11À la première de ces questions, de nombreuses théoriciennes (entre autres Hélène Cixous et Luce Irigaray) répondent par la négative. En effet, si on se fie à H. Cixous par exemple, l'auteur(e) de la notion d'« écriture féminine », les hommes peuvent eux aussi créer des œuvres plus proches de la sensibilité féminine et vice versa. Les œuvres des Schwarz-Bart semblent confirmer cette approche :

Le corpus schwarz-bartien dément d’abord le préjugé ancien et inconscient selon lequel l’écrivain masculin traite de sujets d’homme (lire : des questions complexes, des romans sérieux aux fins malheureuses), […] et l’écrivaine, des sujets de femmes et des fins plutôt heureuses. (p. 197)

12Le renversement des codes et des stéréotypes littéraires constitue ainsi une dimension sous-jacente ou un effet secondaire de la co-écriture schwarz-bartienne. Or, Gyssels signale encore la possibilité de percevoir les œuvres des Schwarz-Bart comme écrites principalement ou, du moins, essentiellement influencées par André. Il s'agit d'une thèse osée que la chercheuse tente de soutenir pourtant en soulignant que les « retours » dans les romans « antillais » des types de personnages, des scènes ainsi que de tout l'appareillage lexical évoqués précédemment renvoient au Dernier des Justes, qui apparaîtrait ainsi comme une œuvre source. Gyssels cite aussi la présence de certaines tournures ou expressions qui, bien placées dans Le Dernier des Justes, constituent des maladresses de style dans les romans antillais (comme le fait de comparer la couleur de cheveux d'un Noir grisonnant à la blancheur de la neige). Comme si André, quitte à laisser ses traces dans les textes de sa femme, voire à commettre certaines erreurs, était intervenu en personne lors de la composition des œuvres signées par Simone, ce qui brouille davantage les pistes et rend le corpus schwarz-bartien encore plus « énigmatique ».

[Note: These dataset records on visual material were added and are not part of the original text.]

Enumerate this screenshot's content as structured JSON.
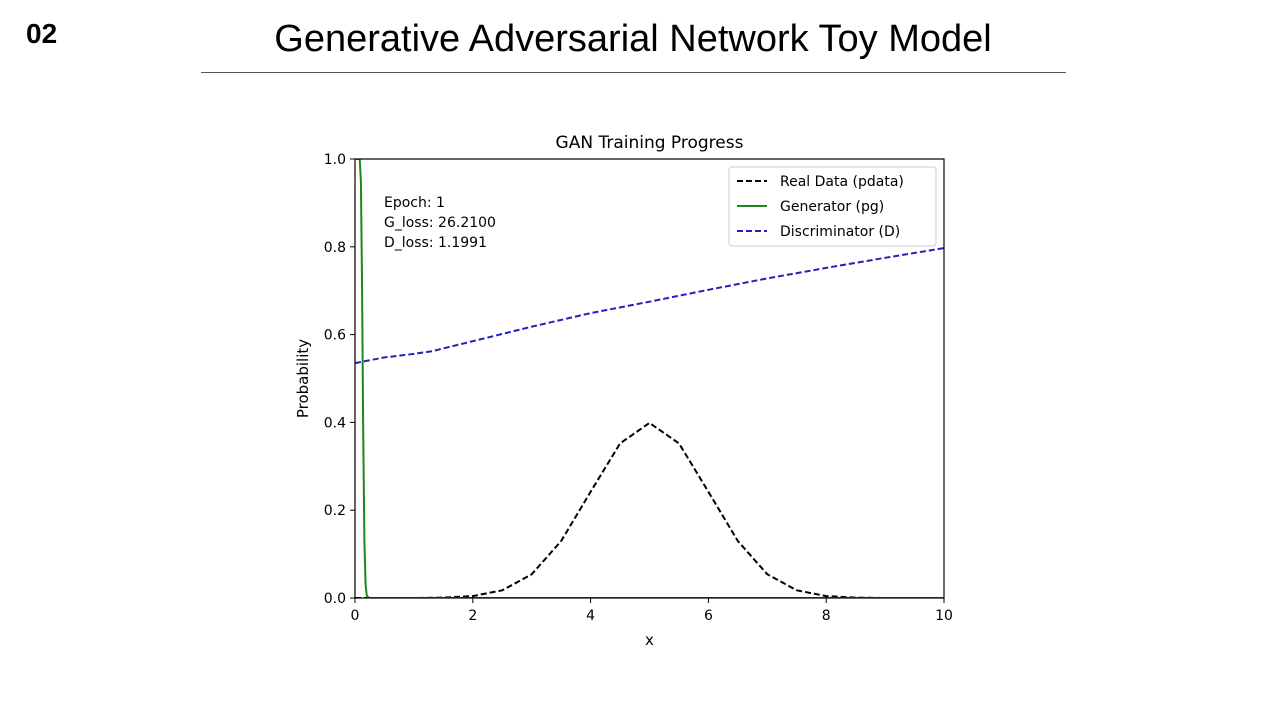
{
  "slide": {
    "number": "02",
    "title": "Generative Adversarial Network Toy Model"
  },
  "chart_data": {
    "type": "line",
    "title": "GAN Training Progress",
    "xlabel": "x",
    "ylabel": "Probability",
    "xlim": [
      0,
      10
    ],
    "ylim": [
      0,
      1.0
    ],
    "x_ticks": [
      "0",
      "2",
      "4",
      "6",
      "8",
      "10"
    ],
    "y_ticks": [
      "0.0",
      "0.2",
      "0.4",
      "0.6",
      "0.8",
      "1.0"
    ],
    "grid": false,
    "legend_position": "top-right",
    "annotation": [
      "Epoch: 1",
      "G_loss: 26.2100",
      "D_loss: 1.1991"
    ],
    "series": [
      {
        "name": "Real Data (pdata)",
        "color": "#000000",
        "dash": "dashed",
        "x": [
          0,
          1,
          1.5,
          2,
          2.5,
          3,
          3.5,
          4,
          4.5,
          5,
          5.5,
          6,
          6.5,
          7,
          7.5,
          8,
          8.5,
          9,
          10
        ],
        "y": [
          0.0,
          0.0001,
          0.0009,
          0.0044,
          0.0175,
          0.054,
          0.1295,
          0.242,
          0.3521,
          0.3989,
          0.3521,
          0.242,
          0.1295,
          0.054,
          0.0175,
          0.0044,
          0.0009,
          0.0001,
          0.0
        ]
      },
      {
        "name": "Generator (pg)",
        "color": "#1a8a1a",
        "dash": "solid",
        "x": [
          0.02,
          0.05,
          0.08,
          0.1,
          0.12,
          0.14,
          0.16,
          0.18,
          0.2,
          0.24,
          0.5,
          1,
          10
        ],
        "y": [
          1.0,
          1.0,
          1.0,
          0.95,
          0.7,
          0.38,
          0.13,
          0.03,
          0.005,
          0.0,
          0.0,
          0.0,
          0.0
        ]
      },
      {
        "name": "Discriminator (D)",
        "color": "#2222bb",
        "dash": "dashed",
        "x": [
          0,
          0.5,
          1.0,
          1.3,
          2,
          3,
          4,
          5,
          6,
          7,
          8,
          9,
          10
        ],
        "y": [
          0.535,
          0.548,
          0.556,
          0.562,
          0.585,
          0.618,
          0.649,
          0.675,
          0.702,
          0.728,
          0.752,
          0.775,
          0.797
        ]
      }
    ]
  }
}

13Dépasser les frontières entre les sociétés et les cultures, résister, voire s’opposer aux modèles et « patrons » imposés par la civilisation euro- et phallocentrique : tels sont les mobiles du couple Schwarz-Bart dans leur travail d’écriture individuelle et de co-écriture. Le caractère fondamentalement rebelle de leurs œuvres ainsi que le recoupement constant entre les deux problématiques (juive et coloniale) posent encore un autre problème, de nature plus académique cette fois-ci, à savoir la difficulté de ranger ces textes dans les catégories de recherches littéraires habituelles, telles que les Jewish studies, les théories postcoloniales ou la critique littéraire féministe.

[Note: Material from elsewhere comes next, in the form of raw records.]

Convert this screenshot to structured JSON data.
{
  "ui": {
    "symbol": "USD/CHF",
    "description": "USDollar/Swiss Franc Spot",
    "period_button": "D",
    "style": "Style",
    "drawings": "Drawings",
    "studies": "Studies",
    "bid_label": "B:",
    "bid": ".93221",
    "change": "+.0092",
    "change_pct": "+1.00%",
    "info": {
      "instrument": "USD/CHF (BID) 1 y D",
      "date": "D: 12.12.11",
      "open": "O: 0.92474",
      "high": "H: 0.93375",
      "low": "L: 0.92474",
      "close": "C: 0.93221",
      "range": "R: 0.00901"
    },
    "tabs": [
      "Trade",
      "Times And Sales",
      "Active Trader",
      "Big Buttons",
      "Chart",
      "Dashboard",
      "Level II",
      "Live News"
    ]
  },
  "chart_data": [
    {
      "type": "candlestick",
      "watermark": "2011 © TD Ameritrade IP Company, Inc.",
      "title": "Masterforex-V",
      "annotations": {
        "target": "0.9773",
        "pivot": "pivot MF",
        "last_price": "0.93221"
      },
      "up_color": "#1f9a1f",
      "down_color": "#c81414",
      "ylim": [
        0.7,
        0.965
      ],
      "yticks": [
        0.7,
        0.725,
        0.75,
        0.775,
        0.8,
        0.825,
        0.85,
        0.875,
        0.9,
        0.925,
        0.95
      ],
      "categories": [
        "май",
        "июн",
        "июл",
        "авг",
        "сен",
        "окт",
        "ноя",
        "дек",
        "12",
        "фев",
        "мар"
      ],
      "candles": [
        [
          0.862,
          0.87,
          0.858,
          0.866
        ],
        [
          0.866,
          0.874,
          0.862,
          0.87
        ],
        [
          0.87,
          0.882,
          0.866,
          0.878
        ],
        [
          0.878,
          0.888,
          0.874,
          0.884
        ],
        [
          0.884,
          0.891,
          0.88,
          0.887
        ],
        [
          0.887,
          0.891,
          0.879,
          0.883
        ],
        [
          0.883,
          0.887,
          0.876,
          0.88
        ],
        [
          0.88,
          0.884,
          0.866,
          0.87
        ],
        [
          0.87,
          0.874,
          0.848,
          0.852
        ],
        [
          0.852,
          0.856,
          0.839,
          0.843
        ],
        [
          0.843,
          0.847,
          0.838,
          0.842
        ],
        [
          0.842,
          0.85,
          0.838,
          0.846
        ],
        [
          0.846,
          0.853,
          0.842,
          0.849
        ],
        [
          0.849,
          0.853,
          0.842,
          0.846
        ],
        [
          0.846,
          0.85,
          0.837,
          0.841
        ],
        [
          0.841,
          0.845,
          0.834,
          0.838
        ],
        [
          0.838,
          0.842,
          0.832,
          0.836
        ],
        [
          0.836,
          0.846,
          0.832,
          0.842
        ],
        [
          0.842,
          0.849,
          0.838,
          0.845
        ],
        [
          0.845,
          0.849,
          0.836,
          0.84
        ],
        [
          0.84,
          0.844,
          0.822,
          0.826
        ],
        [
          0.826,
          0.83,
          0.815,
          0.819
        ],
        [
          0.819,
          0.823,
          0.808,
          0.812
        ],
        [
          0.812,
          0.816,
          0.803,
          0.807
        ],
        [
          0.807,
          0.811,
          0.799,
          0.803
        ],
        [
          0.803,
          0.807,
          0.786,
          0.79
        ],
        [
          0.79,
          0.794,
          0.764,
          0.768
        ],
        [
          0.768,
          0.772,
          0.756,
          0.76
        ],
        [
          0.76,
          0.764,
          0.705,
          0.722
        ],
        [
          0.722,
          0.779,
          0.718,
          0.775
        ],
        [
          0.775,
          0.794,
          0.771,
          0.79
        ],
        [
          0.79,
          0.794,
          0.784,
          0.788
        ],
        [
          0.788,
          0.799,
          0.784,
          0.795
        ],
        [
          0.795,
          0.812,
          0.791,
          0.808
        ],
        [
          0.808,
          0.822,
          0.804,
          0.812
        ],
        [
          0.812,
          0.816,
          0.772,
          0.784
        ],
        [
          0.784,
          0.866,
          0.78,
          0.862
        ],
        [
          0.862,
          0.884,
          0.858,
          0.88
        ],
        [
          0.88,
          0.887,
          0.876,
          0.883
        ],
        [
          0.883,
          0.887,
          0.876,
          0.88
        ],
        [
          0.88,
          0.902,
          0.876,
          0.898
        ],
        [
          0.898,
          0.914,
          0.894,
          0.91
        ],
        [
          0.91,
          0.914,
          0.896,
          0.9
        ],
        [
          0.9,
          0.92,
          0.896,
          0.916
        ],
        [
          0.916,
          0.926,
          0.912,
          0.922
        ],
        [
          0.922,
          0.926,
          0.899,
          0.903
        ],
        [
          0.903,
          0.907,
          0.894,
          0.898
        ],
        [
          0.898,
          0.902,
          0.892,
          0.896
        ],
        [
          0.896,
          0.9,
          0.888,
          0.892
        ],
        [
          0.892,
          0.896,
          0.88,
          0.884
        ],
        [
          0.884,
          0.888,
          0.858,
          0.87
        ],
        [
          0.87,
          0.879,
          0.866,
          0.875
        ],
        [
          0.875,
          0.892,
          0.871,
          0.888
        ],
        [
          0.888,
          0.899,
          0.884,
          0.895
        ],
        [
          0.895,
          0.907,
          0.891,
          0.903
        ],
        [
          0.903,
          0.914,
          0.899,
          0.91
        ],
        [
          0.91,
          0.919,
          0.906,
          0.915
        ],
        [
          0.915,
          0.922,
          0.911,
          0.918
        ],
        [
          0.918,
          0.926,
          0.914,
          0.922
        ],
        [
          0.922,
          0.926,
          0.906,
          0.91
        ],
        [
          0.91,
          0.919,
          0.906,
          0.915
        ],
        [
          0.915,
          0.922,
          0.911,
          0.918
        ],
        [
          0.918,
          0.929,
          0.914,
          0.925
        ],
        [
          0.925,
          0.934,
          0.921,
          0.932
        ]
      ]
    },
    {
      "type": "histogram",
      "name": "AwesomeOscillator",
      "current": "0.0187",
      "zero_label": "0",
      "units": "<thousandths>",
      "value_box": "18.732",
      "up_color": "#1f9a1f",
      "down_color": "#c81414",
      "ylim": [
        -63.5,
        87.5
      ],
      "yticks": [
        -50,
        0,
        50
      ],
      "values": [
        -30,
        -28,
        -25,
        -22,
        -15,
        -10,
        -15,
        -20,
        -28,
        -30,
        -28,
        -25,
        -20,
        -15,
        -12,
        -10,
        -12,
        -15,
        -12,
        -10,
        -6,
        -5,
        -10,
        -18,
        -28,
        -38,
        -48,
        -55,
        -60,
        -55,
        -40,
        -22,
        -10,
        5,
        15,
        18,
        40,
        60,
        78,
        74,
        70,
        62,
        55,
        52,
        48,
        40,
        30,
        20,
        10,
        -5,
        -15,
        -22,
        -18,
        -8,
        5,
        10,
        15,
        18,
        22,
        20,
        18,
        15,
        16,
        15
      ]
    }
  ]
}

14Gyssels montre pertinemment les points où les auteurs transgressent les codes et les conventions de « l'écriture traumatique ». Ainsi, l'écriture du Dernier des Justes est pluridimensionnelle, mêlant genres et tonalités : le texte se situe à la croisée d'une (auto)fiction historique et d'un reportage, voire d'un rapport où l'objectivité factuelle côtoie soit une écriture quasiment mystique, inspirée des prières traditionnelles juives, soit des passages dans lesquels prévalent le sens de l'humour et une distance critique par rapport à la culture juive. De même, dans les œuvres de Simone Schwarz-Bart, on retrouve des motifs qui vont à l'encontre des représentations dichotomiques des oppresseurs et des opprimés, propres à la littérature postcoloniale de première heure : il en va ainsi des blancs marginalisés vivant à côté des esclaves dans Pluie et vent sur Télumée Miracle.

15En mélangeant les styles, les techniques d'écriture et en sortant des images traditionnellement associées au Juif persécuté et à l'esclave noir, les deux auteurs « détissent » les canons, ce qui leur permet d'offrir des œuvres innovantes et difficiles à ranger dans telle ou telle catégorie. Face à la polyphonie des textes des Schwarz-Bart et le cas problématique de l’autorship qu’ils représentent, les lignes de partage tracées par différentes théories littéraires s’avèrent trop étanches, trop rigides. L’ouvrage de Gyssels va résolument au-delà de ces limites et, en dehors de la possibilité de (mieux) découvrir les œuvres des Schwarz-Bart qu'il offre, invite à réfléchir sur les compartimentages institutionnels qui façonnent notre réception de la littérature.